MORE people are letting out their spare rooms or homes than ever before, taking advantage of high demand for rental property to boost their incomes.
And the income generated by letting out a room or home can be significant, not least because of the various tax perks that are available if you do. Alex Docherty, tax director at chartered accountants and business advisers Johnston Carmichael, offers his top tips on generating income from residential property and understanding the tax implications.
Claim your ‘rent a room’ tax allowance
This tax relief applies to owners and tenants who receive income from letting a spare furnished room in their only or main home. As long as the income from this does not exceed £4,250 a year it is not subject to income tax.
Get more from the holiday home
Owners of holiday homes within the UK or EC can benefit from a number of income and capital gains tax (CGT) advantages. If your holiday property meets the criteria – including being available for public let at least 210 days a year and qualifying as a furnished holiday let (FHL) – your letting income will be classified as “earnings” for pension purposes.
Any capital gain made on the sale of an FHL will only be subject to the 10 per cent CGT rate (provided it was a commercially run holiday let for at least 12 months). This is a significant reduction compared with the normal 28 per cent CGT rate applying to the growth in value of let properties.
Cut your IHT liabilities
An FHL being operated as a commercial enterprise can potentially attract 100 per cent relief from inheritance tax (IHT). As a recent tax case highlighted, by making an FHL more akin to a hotel by offering enhanced services such as restaurant bookings, car hire and meal provision an owner can demonstrate that it is an active business, rather than just a business of holding an investment asset.
In IHT terms this is a valuable tax relief because upon the death of the property’s owner and it being passed onto a beneficiary, it will not be subject to the usual 40 per cent tax as it is classified as “business property”.
Wear and tear clawback
For residential properties which do not meet the FHL conditions, such as those used for long lettings, income from these properties is taxable as property income and does not receive such advantageous tax reliefs. However, relief is available in areas including wear and tear of furniture when renewing it or through a 10 per cent allowance.
Don’t stick around
Occupying your let property as your main residence for a temporary period could reduce any capital gains tax payable on a disposal of the house and reduce the amount of tax due at 28 per cent. Deciding to occupy a let property as your main residence can therefore be a way of reducing your overall exposure to CGT on the property.
Keep a record
It is vital to keep details of all income and expenditure incurred on rental properties for at least six years. The details of the original costs incurred in the acquisition of the property such as estate agent and legal fees are also allowable expenses in computing any gain arising on the disposal of your rental property.

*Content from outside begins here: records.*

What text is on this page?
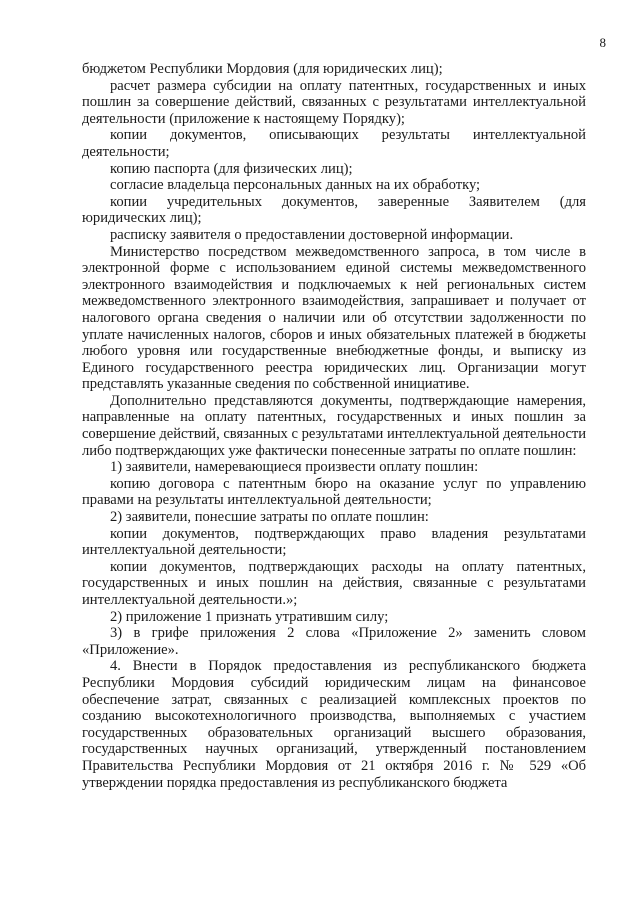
8

бюджетом Республики Мордовия (для юридических лиц);

расчет размера субсидии на оплату патентных, государственных и иных пошлин за совершение действий, связанных с результатами интеллектуальной деятельности (приложение к настоящему Порядку);

копии документов, описывающих результаты интеллектуальной деятельности;

копию паспорта (для физических лиц);

согласие владельца персональных данных на их обработку;

копии учредительных документов, заверенные Заявителем (для юридических лиц);

расписку заявителя о предоставлении достоверной информации.

Министерство посредством межведомственного запроса, в том числе в электронной форме с использованием единой системы межведомственного электронного взаимодействия и подключаемых к ней региональных систем межведомственного электронного взаимодействия, запрашивает и получает от налогового органа сведения о наличии или об отсутствии задолженности по уплате начисленных налогов, сборов и иных обязательных платежей в бюджеты любого уровня или государственные внебюджетные фонды, и выписку из Единого государственного реестра юридических лиц. Организации могут представлять указанные сведения по собственной инициативе.

Дополнительно представляются документы, подтверждающие намерения, направленные на оплату патентных, государственных и иных пошлин за совершение действий, связанных с результатами интеллектуальной деятельности либо подтверждающих уже фактически понесенные затраты по оплате пошлин:

1) заявители, намеревающиеся произвести оплату пошлин:

копию договора с патентным бюро на оказание услуг по управлению правами на результаты интеллектуальной деятельности;

2) заявители, понесшие затраты по оплате пошлин:

копии документов, подтверждающих право владения результатами интеллектуальной деятельности;

копии документов, подтверждающих расходы на оплату патентных, государственных и иных пошлин на действия, связанные с результатами интеллектуальной деятельности.»;

2) приложение 1 признать утратившим силу;

3) в грифе приложения 2 слова «Приложение 2» заменить словом «Приложение».

4. Внести в Порядок предоставления из республиканского бюджета Республики Мордовия субсидий юридическим лицам на финансовое обеспечение затрат, связанных с реализацией комплексных проектов по созданию высокотехнологичного производства, выполняемых с участием государственных образовательных организаций высшего образования, государственных научных организаций, утвержденный постановлением Правительства Республики Мордовия от 21 октября 2016 г. № 529 «Об утверждении порядка предоставления из республиканского бюджета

Deduct letting-related costs
There are various allowable expenses which can be deducted and offset against any rental income. These include letting and management fees, legal and accountancy fees, repairs and maintenance and other relevant administration fees. As noted above, keep a record of these and ensure they are offset against rental income.
Create a trust
Putting a property into a trust is a useful option for those looking to pass assets on to the next generation. Structured correctly, the value of the property transferred into trust will not incur inheritance tax charges up to certain thresholds (£325,000). If a husband and wife make a joint gift into trust then property of up to £650,000 could be settled.
Married couples should ensure that any rental properties are held in the most tax-efficient manner. For example, if a property is held solely in the name of the top earner, gifting it to the spouse could reduce the income tax payable on the rental income and assist in equalising the estates for inheritance tax purposes.
Account for overseas lettings
Any income received from letting overseas properties is likely to be liable to UK income tax. In addition, you may have tax and reporting requirements in the overseas country where the property is situated. However, a deduction should be available against your UK tax for this, subject to agreement between that nation and the UK’s tax authorities.